En dan hoor je het in je hoofd: Barend Servet, zingend met die typisch bedaarde verbazing: "Waar komt al die rommel toch vandaan?" Het antwoord is simpel: wij. De Rotterdammers. De échte, de neppe, de tijdelijk ingevoerde studenten en de toeristen met navigatieproblemen — samen maken we er een zooi van. Collectief zijn we als een peuter met een zak chips: enthousiast in consumptie, minder gedreven in opruimen.
Kijk, niemand durft het hardop te zeggen, maar de straat is tegenwoordig de nieuwe prullenbak. Dat is pas circulaire economie: je gooit het gewoon terug in het milieu, en dan zie je wel wat ervan groeit. En ja, het groeit. In sommige delen van Zuid moet je een kapmes meenemen om door de lege patatbakjes te ploegen.
Laatst sprak ik een buurman, een échte Rotterdammer met tatoeages van zowel Feyenoord als zijn moeder op z'n onderarmen. Hij zei: "Ja gozer, ik snap best dat mensen afval kwijt moeten, maar moet het nou precies voor mijn deur?" En terwijl hij dat zei, gooide hij zelf een blikje in een plantsoen. "Want daar staat een boom, dat is dan toch al natuur."
Natuurlijk heeft de gemeente een oplossing: meer afvalbakken! Alleen staan die dan weer op plekken waar niemand ooit komt. Zoals in het midden van een rotonde. En als je er eentje vindt, is-ie óf vol óf dichtgeplakt met een sticker van een obscure Rotterdamse DJ die vrijdag in een kelder onder een brug draait. Of, hij is open gebroken en de rommel ligt er in een straal van 100 meter omheen. Erg demotiverend.

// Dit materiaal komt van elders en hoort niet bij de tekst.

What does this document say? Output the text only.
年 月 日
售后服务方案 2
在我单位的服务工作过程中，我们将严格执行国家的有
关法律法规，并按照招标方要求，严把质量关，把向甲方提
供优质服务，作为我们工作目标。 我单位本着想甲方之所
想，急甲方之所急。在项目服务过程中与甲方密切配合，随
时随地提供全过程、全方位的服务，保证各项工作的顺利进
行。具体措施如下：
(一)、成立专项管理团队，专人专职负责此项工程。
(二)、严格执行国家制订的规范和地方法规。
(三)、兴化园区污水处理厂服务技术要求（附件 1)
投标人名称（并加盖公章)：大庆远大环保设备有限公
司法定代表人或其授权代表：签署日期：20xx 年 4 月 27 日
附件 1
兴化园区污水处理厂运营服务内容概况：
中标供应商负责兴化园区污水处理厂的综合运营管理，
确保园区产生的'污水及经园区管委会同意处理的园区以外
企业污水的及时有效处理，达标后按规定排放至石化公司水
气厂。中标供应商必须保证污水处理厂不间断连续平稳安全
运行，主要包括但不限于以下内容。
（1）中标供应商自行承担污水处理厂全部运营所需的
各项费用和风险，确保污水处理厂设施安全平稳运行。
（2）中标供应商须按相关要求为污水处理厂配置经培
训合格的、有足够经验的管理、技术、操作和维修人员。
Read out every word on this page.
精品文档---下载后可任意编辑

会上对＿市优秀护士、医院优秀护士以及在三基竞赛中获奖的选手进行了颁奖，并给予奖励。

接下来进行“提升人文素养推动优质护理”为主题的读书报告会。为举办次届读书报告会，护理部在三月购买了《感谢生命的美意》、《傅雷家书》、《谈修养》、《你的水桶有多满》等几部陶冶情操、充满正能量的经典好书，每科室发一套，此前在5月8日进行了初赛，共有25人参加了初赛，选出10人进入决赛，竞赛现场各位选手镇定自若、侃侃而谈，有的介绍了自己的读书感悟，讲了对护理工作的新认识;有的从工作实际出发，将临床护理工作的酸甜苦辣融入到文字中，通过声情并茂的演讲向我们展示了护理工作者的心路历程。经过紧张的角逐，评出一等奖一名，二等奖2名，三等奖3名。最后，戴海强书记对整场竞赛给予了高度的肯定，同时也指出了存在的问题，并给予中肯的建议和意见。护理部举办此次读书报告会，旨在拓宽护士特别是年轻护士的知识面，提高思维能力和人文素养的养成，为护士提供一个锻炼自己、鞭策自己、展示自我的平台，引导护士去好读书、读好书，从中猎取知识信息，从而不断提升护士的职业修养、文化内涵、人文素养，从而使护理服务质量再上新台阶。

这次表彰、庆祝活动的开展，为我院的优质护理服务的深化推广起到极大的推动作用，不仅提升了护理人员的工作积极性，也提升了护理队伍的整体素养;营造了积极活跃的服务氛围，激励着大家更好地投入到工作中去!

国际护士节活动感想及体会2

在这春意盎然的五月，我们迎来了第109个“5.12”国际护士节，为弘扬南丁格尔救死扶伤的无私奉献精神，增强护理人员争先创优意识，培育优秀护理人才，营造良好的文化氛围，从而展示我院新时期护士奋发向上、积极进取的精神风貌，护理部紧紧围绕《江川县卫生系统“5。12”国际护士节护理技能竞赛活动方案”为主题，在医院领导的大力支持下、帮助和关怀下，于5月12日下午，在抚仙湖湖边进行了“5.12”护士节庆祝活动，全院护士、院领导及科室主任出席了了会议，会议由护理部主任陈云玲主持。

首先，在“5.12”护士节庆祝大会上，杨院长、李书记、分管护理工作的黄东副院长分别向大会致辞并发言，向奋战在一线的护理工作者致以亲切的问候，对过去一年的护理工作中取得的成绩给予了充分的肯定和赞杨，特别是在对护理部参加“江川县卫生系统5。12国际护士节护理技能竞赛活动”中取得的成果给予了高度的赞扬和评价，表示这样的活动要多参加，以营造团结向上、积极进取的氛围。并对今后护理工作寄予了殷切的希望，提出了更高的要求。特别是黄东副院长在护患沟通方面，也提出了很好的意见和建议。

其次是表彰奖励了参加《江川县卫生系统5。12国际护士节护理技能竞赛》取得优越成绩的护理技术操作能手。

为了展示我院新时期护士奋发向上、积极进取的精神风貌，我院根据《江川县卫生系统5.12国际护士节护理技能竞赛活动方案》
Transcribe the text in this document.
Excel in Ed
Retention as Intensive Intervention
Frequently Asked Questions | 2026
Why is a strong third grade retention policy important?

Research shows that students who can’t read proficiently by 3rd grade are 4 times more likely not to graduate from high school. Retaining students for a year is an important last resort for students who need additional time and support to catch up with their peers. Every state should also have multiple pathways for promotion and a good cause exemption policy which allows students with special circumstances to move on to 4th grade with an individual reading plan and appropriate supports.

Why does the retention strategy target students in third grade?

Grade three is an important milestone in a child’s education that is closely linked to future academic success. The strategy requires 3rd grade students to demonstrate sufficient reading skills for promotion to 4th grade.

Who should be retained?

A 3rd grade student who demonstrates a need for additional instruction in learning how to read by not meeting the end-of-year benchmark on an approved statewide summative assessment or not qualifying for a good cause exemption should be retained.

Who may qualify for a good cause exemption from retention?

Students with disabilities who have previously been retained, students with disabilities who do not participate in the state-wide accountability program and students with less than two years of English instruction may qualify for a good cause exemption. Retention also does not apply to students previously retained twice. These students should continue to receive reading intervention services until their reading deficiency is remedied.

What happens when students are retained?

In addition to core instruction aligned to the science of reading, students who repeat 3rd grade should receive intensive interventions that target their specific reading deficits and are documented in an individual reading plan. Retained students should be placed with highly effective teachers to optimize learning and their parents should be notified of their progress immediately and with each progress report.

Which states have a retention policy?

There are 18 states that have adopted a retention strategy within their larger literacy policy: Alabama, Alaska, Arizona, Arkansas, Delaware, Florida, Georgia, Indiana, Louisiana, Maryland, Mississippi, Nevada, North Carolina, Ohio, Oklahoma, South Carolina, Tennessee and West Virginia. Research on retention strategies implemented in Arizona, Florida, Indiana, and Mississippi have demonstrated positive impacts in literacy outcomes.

Maar goed, ik wil niet alleen maar klagen. We kunnen ook iets terugdoen. Een Rotterdamse schoonmaakdag! Iedereen gewapend met grijpstok en gele vuilniszak. De wethouder in overall. De burgemeester op klompen. En als afsluiter zingen we met z’n allen op de Lijnbaan: “Waar komt al die rommel toch vandaan?” Het antwoord? Wijzelf. En hopelijk zorgen we ook voor de oplossing.
Tot die tijd: kijk om je heen, raap eens wat op, en als je iets laat vallen… doe dan in ieder geval alsof je het per ongeluk deed. We zijn tenslotte Rotterdammers, geen varkens. Toch?